Semipredicate problem

Last updated

In computer programming, a semipredicate problem occurs when a subroutine intended to return a useful value can fail, but the signalling of failure uses an otherwise valid return value. [1] The problem is that the caller of the subroutine cannot tell what the result means in this case.

Contents

Example

The division operation yields a real number, but fails when the divisor is zero. If we were to write a function that performs division, we might choose to return 0 on this invalid input. However, if the dividend is 0, the result is 0 too. This means there is no number we can return to uniquely signal attempted division by zero, since all real numbers are in the range of division.

Practical implications

Early programmers handled potentially exceptional cases such as division using a convention requiring the calling routine to verify the inputs before calling the division function. This had two problems: first, it greatly encumbered all code that performed division (a very common operation); second, it violated the Don't repeat yourself and encapsulation principles, the former of which suggesting eliminating duplicated code, and the latter suggesting that data-associated code be contained in one place (in this division example, the verification of input was done separately). For a computation more complicated than division, it could be difficult for the caller to recognize invalid input; in some cases, determining input validity may be as costly as performing the entire computation. The target function could also be modified and would then expect different preconditions than would the caller; such a modification would require changes in every place where the function was called.

Solutions

The semipredicate problem is not universal among functions that can fail.

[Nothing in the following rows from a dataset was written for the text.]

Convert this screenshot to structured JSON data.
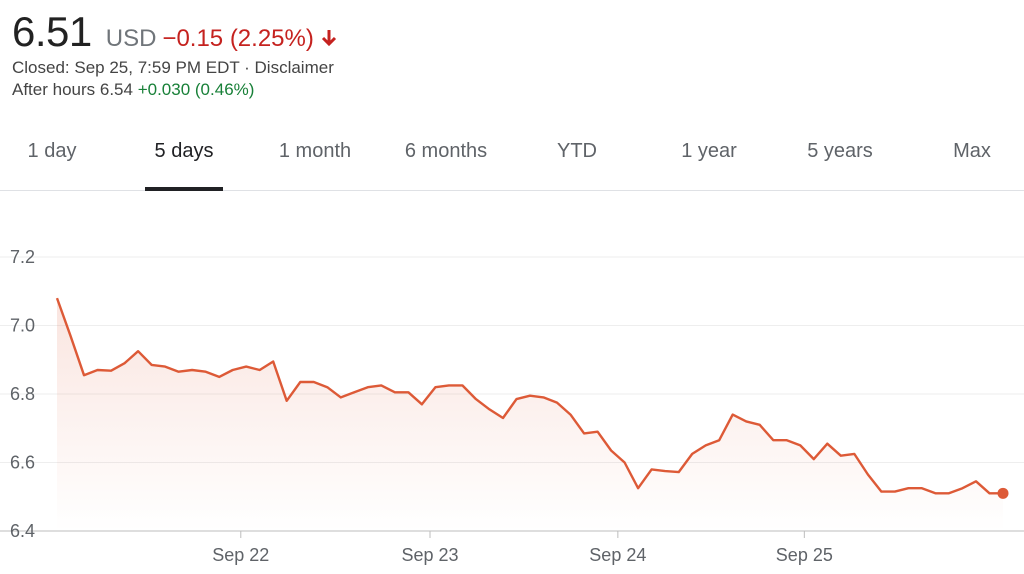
{
  "quote": {
    "price": "6.51",
    "currency": "USD",
    "change": "−0.15 (2.25%)",
    "closed": "Closed: Sep 25, 7:59 PM EDT · Disclaimer",
    "after_hours_label": "After hours 6.54",
    "after_hours_change": "+0.030 (0.46%)",
    "arrow_icon": "arrow-down-icon"
  },
  "tabs": [
    {
      "label": "1 day",
      "active": false
    },
    {
      "label": "5 days",
      "active": true
    },
    {
      "label": "1 month",
      "active": false
    },
    {
      "label": "6 months",
      "active": false
    },
    {
      "label": "YTD",
      "active": false
    },
    {
      "label": "1 year",
      "active": false
    },
    {
      "label": "5 years",
      "active": false
    },
    {
      "label": "Max",
      "active": false
    }
  ],
  "colors": {
    "line": "#dd5a37",
    "negative": "#c5221f",
    "positive": "#188038",
    "grid": "#eeeeee"
  },
  "chart_data": {
    "type": "area",
    "title": "",
    "xlabel": "",
    "ylabel": "",
    "ylim": [
      6.4,
      7.2
    ],
    "y_ticks": [
      "7.2",
      "7.0",
      "6.8",
      "6.6",
      "6.4"
    ],
    "x_ticks": [
      {
        "label": "Sep 22",
        "index": 13.6
      },
      {
        "label": "Sep 23",
        "index": 27.6
      },
      {
        "label": "Sep 24",
        "index": 41.5
      },
      {
        "label": "Sep 25",
        "index": 55.3
      }
    ],
    "grid": true,
    "legend": "none",
    "series": [
      {
        "values": [
          7.08,
          6.97,
          6.855,
          6.87,
          6.868,
          6.89,
          6.925,
          6.885,
          6.88,
          6.865,
          6.87,
          6.865,
          6.85,
          6.87,
          6.88,
          6.87,
          6.895,
          6.78,
          6.835,
          6.835,
          6.82,
          6.79,
          6.805,
          6.82,
          6.825,
          6.805,
          6.805,
          6.77,
          6.82,
          6.825,
          6.825,
          6.785,
          6.755,
          6.73,
          6.785,
          6.795,
          6.79,
          6.775,
          6.74,
          6.685,
          6.69,
          6.635,
          6.6,
          6.525,
          6.58,
          6.575,
          6.572,
          6.625,
          6.65,
          6.665,
          6.74,
          6.72,
          6.71,
          6.665,
          6.665,
          6.65,
          6.61,
          6.655,
          6.62,
          6.625,
          6.565,
          6.515,
          6.515,
          6.525,
          6.525,
          6.51,
          6.51,
          6.525,
          6.545,
          6.51,
          6.51
        ]
      }
    ]
  }
}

Using a custom convention to interpret return values

If the range of a function does not cover the entire space corresponding to the data type of the function's return value, a value known to be impossible under normal computation can be used. For example, consider the function index, which takes a string and a substring, and returns the integer index of the substring in the main string. If the search fails, the function may be programmed to return -1 (or any other negative value), since this can never signify a successful result.

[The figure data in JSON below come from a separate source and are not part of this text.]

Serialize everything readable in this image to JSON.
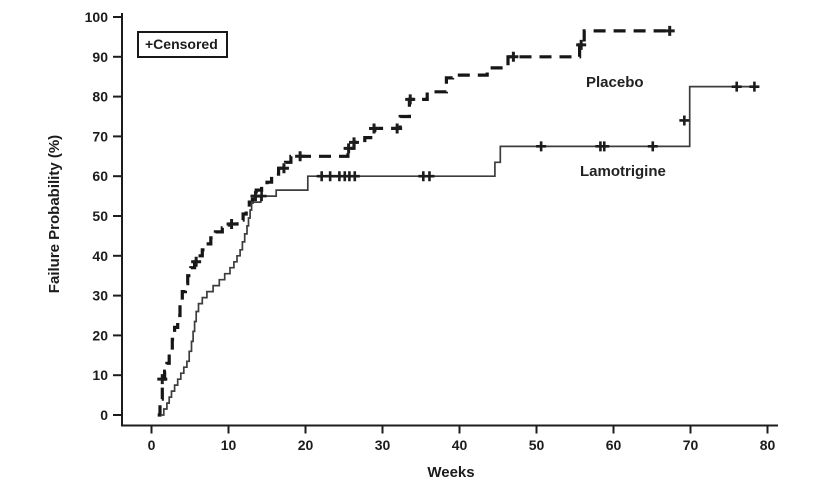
{
  "figure": {
    "background_color": "#ffffff",
    "ink_color": "#1c1c1c"
  },
  "chart_data": {
    "type": "line",
    "subtype": "kaplan_meier_step",
    "title": "",
    "xlabel": "Weeks",
    "ylabel": "Failure Probability (%)",
    "xlim": [
      0,
      80
    ],
    "ylim": [
      0,
      100
    ],
    "xticks": [
      0,
      10,
      20,
      30,
      40,
      50,
      60,
      70,
      80
    ],
    "yticks": [
      0,
      10,
      20,
      30,
      40,
      50,
      60,
      70,
      80,
      90,
      100
    ],
    "grid": false,
    "legend": {
      "text": "+Censored",
      "position": "top-left"
    },
    "censor_marker": "plus",
    "series": [
      {
        "name": "Placebo",
        "line_style": "dashed",
        "color": "#161616",
        "line_width": 3.2,
        "steps": [
          [
            0.8,
            0
          ],
          [
            1.1,
            4
          ],
          [
            1.4,
            9
          ],
          [
            1.7,
            11
          ],
          [
            2.0,
            13
          ],
          [
            2.3,
            16
          ],
          [
            2.7,
            19
          ],
          [
            3.0,
            22
          ],
          [
            3.4,
            25
          ],
          [
            3.7,
            28
          ],
          [
            4.0,
            31
          ],
          [
            4.4,
            33
          ],
          [
            4.7,
            35
          ],
          [
            5.1,
            37
          ],
          [
            5.6,
            38.5
          ],
          [
            6.1,
            40
          ],
          [
            6.6,
            41.5
          ],
          [
            7.1,
            43
          ],
          [
            7.7,
            44.5
          ],
          [
            8.3,
            46
          ],
          [
            9.2,
            47
          ],
          [
            10.1,
            48
          ],
          [
            11.1,
            49
          ],
          [
            11.9,
            50.5
          ],
          [
            12.3,
            52
          ],
          [
            12.7,
            53.5
          ],
          [
            13.1,
            55
          ],
          [
            13.6,
            56.5
          ],
          [
            14.3,
            57.5
          ],
          [
            15.0,
            58.5
          ],
          [
            15.6,
            60.5
          ],
          [
            16.5,
            62
          ],
          [
            17.4,
            63.5
          ],
          [
            18.1,
            65
          ],
          [
            25.5,
            67
          ],
          [
            26.3,
            68.5
          ],
          [
            27.7,
            69.7
          ],
          [
            29.0,
            72
          ],
          [
            32.3,
            75
          ],
          [
            33.5,
            79.3
          ],
          [
            35.8,
            81.2
          ],
          [
            38.3,
            84.7
          ],
          [
            39.1,
            85.4
          ],
          [
            43.6,
            87.2
          ],
          [
            46.3,
            90
          ],
          [
            55.6,
            93
          ],
          [
            56.2,
            96.5
          ],
          [
            67.4,
            96.5
          ]
        ],
        "censored": [
          [
            1.4,
            9
          ],
          [
            5.8,
            38.5
          ],
          [
            10.4,
            48
          ],
          [
            13.5,
            55
          ],
          [
            17.2,
            62
          ],
          [
            19.3,
            65
          ],
          [
            25.6,
            67
          ],
          [
            26.3,
            68.5
          ],
          [
            28.9,
            72
          ],
          [
            31.9,
            72
          ],
          [
            33.6,
            79.3
          ],
          [
            47.0,
            90
          ],
          [
            55.8,
            93
          ],
          [
            67.3,
            96.5
          ]
        ]
      },
      {
        "name": "Lamotrigine",
        "line_style": "solid",
        "color": "#3d3d3d",
        "line_width": 1.7,
        "steps": [
          [
            1.2,
            0
          ],
          [
            1.6,
            1.5
          ],
          [
            2.0,
            3
          ],
          [
            2.3,
            4.5
          ],
          [
            2.6,
            6
          ],
          [
            3.0,
            7.5
          ],
          [
            3.4,
            9
          ],
          [
            3.8,
            10.5
          ],
          [
            4.2,
            12
          ],
          [
            4.6,
            13.5
          ],
          [
            4.9,
            16
          ],
          [
            5.2,
            18.5
          ],
          [
            5.4,
            21
          ],
          [
            5.6,
            23.5
          ],
          [
            5.8,
            26
          ],
          [
            6.1,
            28
          ],
          [
            6.6,
            29.5
          ],
          [
            7.2,
            31
          ],
          [
            8.0,
            32.5
          ],
          [
            8.8,
            34
          ],
          [
            9.5,
            35.5
          ],
          [
            10.2,
            37
          ],
          [
            10.7,
            38.5
          ],
          [
            11.1,
            40
          ],
          [
            11.5,
            41.5
          ],
          [
            11.8,
            43.5
          ],
          [
            12.1,
            45.5
          ],
          [
            12.4,
            47.5
          ],
          [
            12.6,
            49.5
          ],
          [
            12.8,
            51.5
          ],
          [
            13.0,
            53.5
          ],
          [
            14.2,
            55
          ],
          [
            16.2,
            56.5
          ],
          [
            20.3,
            60
          ],
          [
            44.6,
            63.5
          ],
          [
            45.3,
            67.5
          ],
          [
            69.9,
            82.5
          ],
          [
            78.4,
            82.5
          ]
        ],
        "censored": [
          [
            14.3,
            55
          ],
          [
            22.1,
            60
          ],
          [
            23.2,
            60
          ],
          [
            24.4,
            60
          ],
          [
            25.1,
            60
          ],
          [
            25.7,
            60
          ],
          [
            26.4,
            60
          ],
          [
            35.3,
            60
          ],
          [
            36.1,
            60
          ],
          [
            50.6,
            67.5
          ],
          [
            58.3,
            67.5
          ],
          [
            58.8,
            67.5
          ],
          [
            65.1,
            67.5
          ],
          [
            69.2,
            74
          ],
          [
            76.0,
            82.5
          ],
          [
            78.3,
            82.5
          ]
        ]
      }
    ]
  }
}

This solution has its problems, though, as it overloads the natural meaning of a function with an arbitrary convention:

Multivalued return

Many languages allow, through one mechanism or another, a function to return multiple values. If this is available, the function can be redesigned to return a boolean value signalling success or failure, along with its primary return value. If multiple error modes are possible, the function may instead return an enumerated return code (error code) along with its primary return value.

Various techniques for returning multiple values include:

Global variable for return status

Similar to an "out" argument, a global variable can store what error occurred (or simply whether an error occurred).

For instance, if an error occurs, and is signalled (generally as above, by an illegal value like −1) the Unix errno variable is set to indicate which value occurred. Using a global has its usual drawbacks: thread safety becomes a concern (modern operating systems use a thread-safe version of errno), and if only one error global is used, its type must be wide enough to contain all interesting information about all possible errors in the system.

Exceptions

Exceptions are one widely used scheme for solving this problem. An error condition is not considered a return value of the function at all; normal control flow is disrupted and explicit handling of the error takes place automatically. They are an example of out-of-band signalling.

Expanding the return value type

Manually created hybrid types

In C, a common approach, when possible, is to use a data type deliberately wider than strictly needed by the function. For example, the standard function getchar() is defined with return type int and returns a value in the range [0,255] (the range of unsigned char) on success or the value EOF (implementation-defined, but outside the range of unsigned char) on the end of the input or a read error.

Nullable reference types

In languages with pointers or references, one solution is to return a pointer to a value, rather than the value itself. This return pointer can then be set to null to indicate an error. It is typically suited to functions that return a pointer anyway. This has a performance advantage over the OOP style of exception handling, [4] with the drawback that negligent programmers may not check the return value, resulting in a crash when the invalid pointer is used. Whether a pointer is null or not is another example of the predicate problem; null may be a flag indicating failure or the value of a pointer returned successfully. A common pattern in the UNIX environment is setting a separate variable to indicate the cause of an error. An example of this is the C standard library fopen() function.

Implicitly hybrid types

In dynamically-typed languages, such as PHP and Lisp, the usual approach is to return false, none, or null when the function call fails. This works by returning a different type to the normal return type (thus expanding the type). It is a dynamically-typed equivalent to returning a null pointer.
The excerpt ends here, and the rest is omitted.